Bilgi Üzerine
BİR ŞEY VAR BİLDİĞİM O DA BİR ŞEY BİLMEDİĞİM(*)
Bu yazımın başlığındaki Sokrat’ın sözü, bugün hâlâ insana çok şey öğretiyor. Sokrat zamanın en bilgelerine gitmiş sorular sormuş ama cevap alamamıştır. Lakin, nerede kenarda köşede duran, biliyorum diye öne çıkmayan ama bilgili insanları da belirlemiş ve onları takdir etmiştir. Çünkü onlar o aynı sorulara cevap verlmişlerdir
O hep halkın içinde bulunan, hiçbir satır yazmadan, fikir ve düşünceleriyle felsefenin en önemli insanı olarak bugüne gelmiştir. O’nun hakkında burada fazlaca bir şey yazmayacağım. Bilenler O’nu biliyor zaten, bilmeyenler de varsa biraz zamanlarını ayırıp hakkında bir felsefe sitesinden hiç değilse hayatı ve fikirleri hakkında biraz bilgi edinsinler. O’nun hakkında edindikleri bilgiler kendilerine çok gerekli olacaktır.
Platon’un yazdığı " Sokrates’in Savunması" herkesin okuması gerekli diyebileceğim çok önemli bir kitaptır.
İnsan vardır "ben biliyorum" der. Ne okur, ne de öyle kendini geliştirmek için bir çaba sarf eder. Çünkü biliyordur. Aslında bir şey bildiği yoktur ama bilmişlik taslamaktan da hiç geri kalmaz. İşte bu tür insanlar gelişme sağlayamazlar.

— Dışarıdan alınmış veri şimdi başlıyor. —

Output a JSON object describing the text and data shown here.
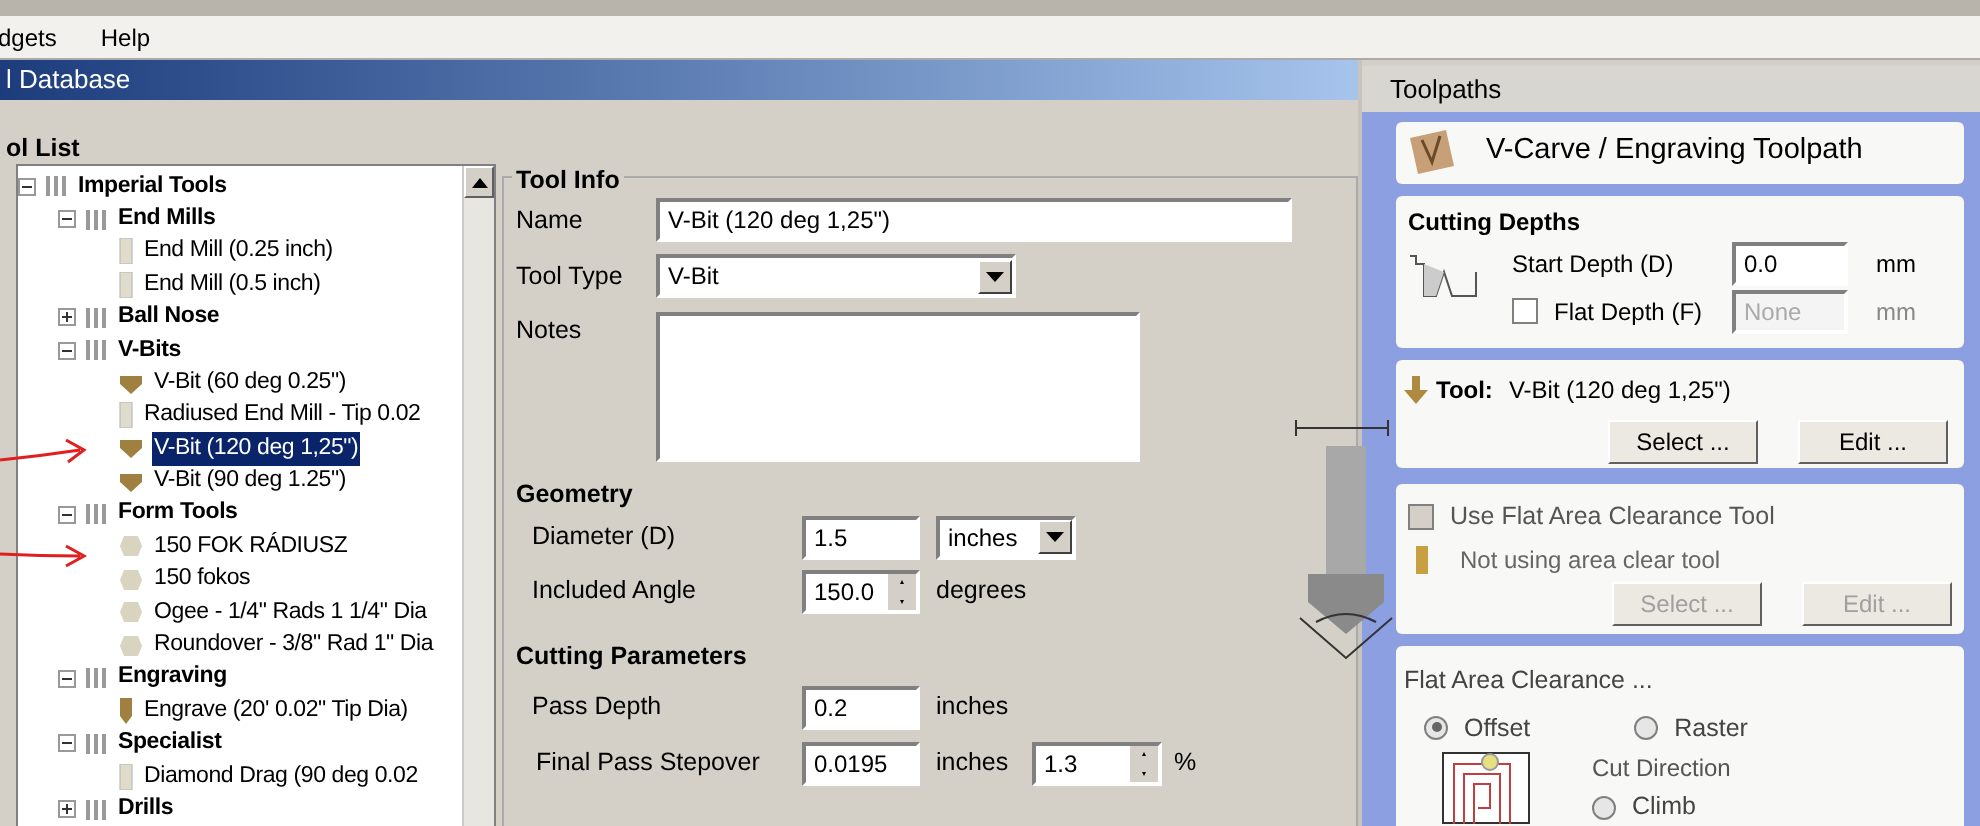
{
  "menu": [
    "dgets",
    "Help"
  ],
  "window": {
    "title": "l Database"
  },
  "tool_list": {
    "label": "ol List",
    "tree": [
      {
        "label": "Imperial Tools",
        "kind": "group",
        "expanded": true,
        "selected": false,
        "children": [
          {
            "label": "End Mills",
            "kind": "group",
            "expanded": true,
            "selected": false,
            "children": [
              {
                "label": "End Mill (0.25 inch)",
                "kind": "endmill",
                "selected": false
              },
              {
                "label": "End Mill (0.5 inch)",
                "kind": "endmill",
                "selected": false
              }
            ]
          },
          {
            "label": "Ball Nose",
            "kind": "group",
            "expanded": false,
            "selected": false
          },
          {
            "label": "V-Bits",
            "kind": "group",
            "expanded": true,
            "selected": false,
            "children": [
              {
                "label": "V-Bit (60 deg 0.25\")",
                "kind": "vbit",
                "selected": false
              },
              {
                "label": "Radiused End Mill - Tip 0.02",
                "kind": "endmill",
                "selected": false
              },
              {
                "label": "V-Bit (120 deg 1,25\")",
                "kind": "vbit",
                "selected": true
              },
              {
                "label": "V-Bit (90 deg 1.25\")",
                "kind": "vbit",
                "selected": false
              }
            ]
          },
          {
            "label": "Form Tools",
            "kind": "group",
            "expanded": true,
            "selected": false,
            "children": [
              {
                "label": "150 FOK RÁDIUSZ",
                "kind": "form",
                "selected": false
              },
              {
                "label": "150 fokos",
                "kind": "form",
                "selected": false
              },
              {
                "label": "Ogee - 1/4\" Rads 1 1/4\" Dia",
                "kind": "form",
                "selected": false
              },
              {
                "label": "Roundover - 3/8\" Rad 1\" Dia",
                "kind": "form",
                "selected": false
              }
            ]
          },
          {
            "label": "Engraving",
            "kind": "group",
            "expanded": true,
            "selected": false,
            "children": [
              {
                "label": "Engrave (20' 0.02\" Tip Dia)",
                "kind": "engrave",
                "selected": false
              }
            ]
          },
          {
            "label": "Specialist",
            "kind": "group",
            "expanded": true,
            "selected": false,
            "children": [
              {
                "label": "Diamond Drag (90 deg 0.02",
                "kind": "endmill",
                "selected": false
              }
            ]
          },
          {
            "label": "Drills",
            "kind": "group",
            "expanded": false,
            "selected": false
          }
        ]
      }
    ]
  },
  "tool_info": {
    "title": "Tool Info",
    "name": {
      "label": "Name",
      "value": "V-Bit (120 deg 1,25\")"
    },
    "tool_type": {
      "label": "Tool Type",
      "value": "V-Bit"
    },
    "notes": {
      "label": "Notes"
    },
    "geometry": {
      "title": "Geometry",
      "diameter": {
        "label": "Diameter (D)",
        "value": "1.5",
        "unit": "inches"
      },
      "included_angle": {
        "label": "Included Angle",
        "value": "150.0",
        "unit": "degrees"
      }
    },
    "cutting_parameters": {
      "title": "Cutting Parameters",
      "pass_depth": {
        "label": "Pass Depth",
        "value": "0.2",
        "unit": "inches"
      },
      "final_pass_stepover": {
        "label": "Final Pass Stepover",
        "value": "0.0195",
        "unit": "inches",
        "percent": "1.3",
        "percent_unit": "%"
      }
    }
  },
  "toolpaths": {
    "title": "Toolpaths",
    "heading": "V-Carve / Engraving Toolpath",
    "cutting_depths": {
      "title": "Cutting Depths",
      "start_depth": {
        "label": "Start Depth (D)",
        "value": "0.0",
        "unit": "mm"
      },
      "flat_depth": {
        "label": "Flat Depth (F)",
        "checked": false,
        "placeholder": "None",
        "unit": "mm"
      }
    },
    "tool": {
      "label": "Tool:",
      "value": "V-Bit (120 deg 1,25\")",
      "buttons": [
        "Select ...",
        "Edit ..."
      ]
    },
    "area_clearance": {
      "label": "Use Flat Area Clearance Tool",
      "checked": false,
      "status": "Not using area clear tool",
      "buttons": [
        "Select ...",
        "Edit ..."
      ]
    },
    "flat_area": {
      "title": "Flat Area Clearance ...",
      "options": [
        {
          "label": "Offset",
          "selected": true
        },
        {
          "label": "Raster",
          "selected": false
        }
      ],
      "cut_direction": {
        "label": "Cut Direction",
        "options": [
          {
            "label": "Climb",
            "selected": false
          }
        ]
      }
    }
  }
}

Toplumumuzun aydın, entelektüel kişilere ihtiyacı var. Hele bizim gibi geri kalmış bir ülke ise, bilgiye çok ama çok fazla önem vermeliyiz. Bizi idare edecek kişiler ancak; akıllı bir toplum olabilirse, onlar da o toplumun içinden çıkıp, bizi yönetecek, akıl dolu idareciler olabilirler. Eğitimimizi daha kaliteli hâle getirmeliyiz. Eğitimde yapılacak olan gelişmeler bizim ileride daha iyi bir toplum olmamızı sağlayacaktır. Çünkü akıllı insanların oluşturacağı yönetimler sayesinde gelecekte daha güzel işler yaparak hatalarımızı ve eksiklerimizi belirleyip, daha sonra da onlara dört elle sarılarak, bizler de memleketimizi yarınlarda yaşam standartı olarak, refah seviyesini yükseltmiş oluruz.
Bunlar tabii ki, kısa zamanda olacak işler değil, uzun zaman isteyen projeler sonucu olacak meselelerdir.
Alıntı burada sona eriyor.